Ok so I think it’s less a case of DM fix it and more DM don’t break it.

Don’t write adventures that expect a party to have a specific spell to succeed.
Don’t plan encounters that happen on featureless plains with no terrain to interact with.
Don’t clump all your foes in the open then give the party surprise.
Make sure there is a reasonable spread of magic items

These are DM 101 suggestions.
 

Ok so I think it’s less a case of DM fix it and more DM don’t break it.

Don’t write adventures that expect a party to have a specific spell to succeed.
Don’t plan encounters that happen on featureless plains with no terrain to interact with.
Don’t clump all your foes in the open then give the party surprise.
Make sure there is a reasonable spread of magic items

These are DM 101 suggestions.

That's my point.
Where does a new DM learn this?
Not the DMG.

5e was designed with the assumption that the DM knows already this already.

But 5e was anostaglia edition deigned to bring back old 1e-3e DMs not teach and help new DMs.
 

the playtest got rid of the great weapon power attack -5 to hit for +10 damage.
If you get a +3 longsword and have a 20 Str you DO deal 1d8+8 per hit

Now the example I saw the other Peter give was d12 or d10

But let’s go best case 2d6 is the best weapon in the game that is 2d6 plus stat mod plus magic
Every fighter subclass pretty much has ways to add more damage.
You are expecting a lot out of one action. In either case you are likely using multiple actions and are still not affecting the encounter as much as the single casting.
I’ve never seen the whole party fail such a save.
I should of posed my question earlier better, lets say the Wizard is your ally is there anything you can do as a 5th level Fighter that can affect any combat encounter like your Wizard ally casting Hypnotic Pattern?
tanking and killing. Hypnotic Pattern is great when it works exceptionally well, okay when it works at average level. it locks out any AoE damage, makes any “secondary target” abilities harder to use, and is tbh disruptive because it dictates party tactics.

It’s a great argument for nerfing the effect of control spells or making them even less reliable, but especially useful as an argument about fighters.
 



I think this is exactly the kind of thing that bothers me. You described a character on a featureless Demi-plane and attacked by 9 zombies a round. It’s essentially the white room theory. No buildings or choke points to hold, no tactics to employ. No mobility to consider. It the equivalent of playing a game of W40k on a featureless field. And it only happens in homebrewed games.

Have you considered that maybe the DM set that particularly unique situation up purely to make the cleric feel good? That it was a sop for their ego?

Yes, well done. If a cleric is in a featureless plane with infinite zombies all around and they have prepared anti-undead spells then yes they can deal a tremendous amount of damage. You win. Now I’ll go back to playing D&D sessions that aren’t custom geared to allow one class to dominate.

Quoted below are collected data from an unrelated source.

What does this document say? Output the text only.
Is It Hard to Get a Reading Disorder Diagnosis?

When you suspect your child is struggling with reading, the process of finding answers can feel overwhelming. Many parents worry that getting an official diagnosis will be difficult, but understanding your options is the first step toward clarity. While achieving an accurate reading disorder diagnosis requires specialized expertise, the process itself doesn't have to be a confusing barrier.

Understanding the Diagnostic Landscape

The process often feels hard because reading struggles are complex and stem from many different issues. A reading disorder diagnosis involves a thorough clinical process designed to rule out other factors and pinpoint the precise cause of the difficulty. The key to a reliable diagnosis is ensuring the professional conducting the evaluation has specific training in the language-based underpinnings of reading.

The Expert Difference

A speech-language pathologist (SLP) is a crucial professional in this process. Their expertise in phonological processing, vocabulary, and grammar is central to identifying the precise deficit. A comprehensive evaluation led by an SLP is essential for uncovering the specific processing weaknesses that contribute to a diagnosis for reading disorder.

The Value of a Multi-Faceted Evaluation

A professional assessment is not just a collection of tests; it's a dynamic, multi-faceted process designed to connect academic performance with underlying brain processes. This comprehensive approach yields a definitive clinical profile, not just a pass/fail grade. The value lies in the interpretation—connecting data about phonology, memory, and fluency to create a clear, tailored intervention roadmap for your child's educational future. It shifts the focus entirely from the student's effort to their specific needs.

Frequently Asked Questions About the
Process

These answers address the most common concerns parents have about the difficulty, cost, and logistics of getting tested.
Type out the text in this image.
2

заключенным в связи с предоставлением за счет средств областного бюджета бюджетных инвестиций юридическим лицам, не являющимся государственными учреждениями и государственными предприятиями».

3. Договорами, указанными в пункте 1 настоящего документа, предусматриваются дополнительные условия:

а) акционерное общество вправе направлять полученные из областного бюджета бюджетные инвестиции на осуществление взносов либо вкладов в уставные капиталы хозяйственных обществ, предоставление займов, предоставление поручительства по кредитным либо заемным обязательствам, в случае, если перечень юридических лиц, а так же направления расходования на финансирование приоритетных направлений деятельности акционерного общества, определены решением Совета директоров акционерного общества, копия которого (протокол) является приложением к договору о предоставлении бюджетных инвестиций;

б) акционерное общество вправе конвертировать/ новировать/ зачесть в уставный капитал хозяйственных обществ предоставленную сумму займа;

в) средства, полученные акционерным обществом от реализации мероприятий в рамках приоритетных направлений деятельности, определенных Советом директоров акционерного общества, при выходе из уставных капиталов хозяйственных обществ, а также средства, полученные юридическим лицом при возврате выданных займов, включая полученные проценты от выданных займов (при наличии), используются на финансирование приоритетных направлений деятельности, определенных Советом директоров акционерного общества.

The DM put us ALL in situations like that. My sorcerer ended up in a philosophical argument with their rogue counterpart. Then once we got bored of that, I one-shotted an equal level rogue with a Whirlwind spell. The Barbarian was put in a one on one fight, which was entirely boring because they had sentinel and polearm master, and their opponent used a greataxe.

Sure yes, decry the actual play experience because you don't like the example, but riddle me this. Let us say there WAS choke points, buildings, tactics, mobility and everything else.... don't you think the clerics would have done BETTER? Do you think that they would have been incapable of producing greater results if given more tools? Or is your argument that the fighter needs the world to shape itself to give them a chance, but if it does, then they can equal the sheer might of a spellcaster?

Also, I love how Blade Barrier is now an "anti-undead" spell. Blade Barrier is an "anti-enemy" spell, it is equally effective against anything with hp.